Archivo diario: 2 octubre, 2011

Japón pedirá que el Monte Fuji sea declarado Patrimonio de la Humanidad (desde ABC)

Desde ABC de España publican esta noticia:

Japón pedirá que el Monte Fuji sea declarado Patrimonio de la Humanidad

El Gobierno de Japón decidió hoy solicitar a la Unesco el reconocimiento del emblemático Monte Fuji, uno de los volcanes más altos del mundo y el punto más elevado del archipiélago nipón, como Patrimonio Cultural de la Humanidad en 2013.
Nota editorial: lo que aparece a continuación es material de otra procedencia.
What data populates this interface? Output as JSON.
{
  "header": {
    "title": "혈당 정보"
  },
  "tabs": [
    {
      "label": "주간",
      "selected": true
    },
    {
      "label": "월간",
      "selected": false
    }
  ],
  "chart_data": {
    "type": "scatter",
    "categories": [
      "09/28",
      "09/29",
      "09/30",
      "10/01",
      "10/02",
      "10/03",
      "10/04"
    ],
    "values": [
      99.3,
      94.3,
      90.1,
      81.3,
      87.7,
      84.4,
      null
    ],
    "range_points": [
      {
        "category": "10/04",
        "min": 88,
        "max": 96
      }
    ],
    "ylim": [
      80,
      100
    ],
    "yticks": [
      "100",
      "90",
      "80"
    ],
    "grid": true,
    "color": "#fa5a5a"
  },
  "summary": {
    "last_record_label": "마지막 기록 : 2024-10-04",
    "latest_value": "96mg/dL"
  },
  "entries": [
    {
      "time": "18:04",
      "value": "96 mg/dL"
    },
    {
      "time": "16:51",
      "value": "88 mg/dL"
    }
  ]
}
El Fujiyama (literalmente, Monte Fuji en japonés), con sus 3.776 metros de altura, es considerado sagrado por los japoneses, que acuden por miles para subir hasta su cima en verano, la única época en que el camino hasta la cumbre está despejado de nieve.

Según la agencia local Kyodo, el Gobierno nipón enviará antes de febrero de 2012 la solicitud a la Organización de la ONU para la Educación, la Ciencia y la Cultura (Unesco), a la que pedirá también la inscripción como Patrimonio de la Humanidad de la histórica localidad de Kamakura (al oeste de Tokio), que alberga numerosos templos y una gigantesca estatua en bronce de Buda.

Japón, que cuenta con doce lugares registrados como Patrimonio Cultural de la Humanidad, ya intentó en 2007 que el simbólico Monte Fuji fuera reconocido con ese estatus, sin lograrlo.

Dormido desde hace más de tres siglos, el volcán está situado a unos 100 kilómetros al oeste de Tokio y domina con su forma cónica la isla de Honshu, la principal de Japón.

El emplazamiento del Fuji-san, según el tratamiento que los japoneses dedican a su venerada montaña, cuenta con 25 “componentes de valor”, según el Gobierno nipón, incluidos los cinco lagos que se encuentran al pie del volcán.

La montaña se convirtió en uno de los principales símbolos de Japón después de ser reproducida en numerosos grabados en madera en el periodo Edo (1603-1868), que tuvo una fuerte influencia en las artes occidentales, según la Agencia nipona de Asuntos Culturales.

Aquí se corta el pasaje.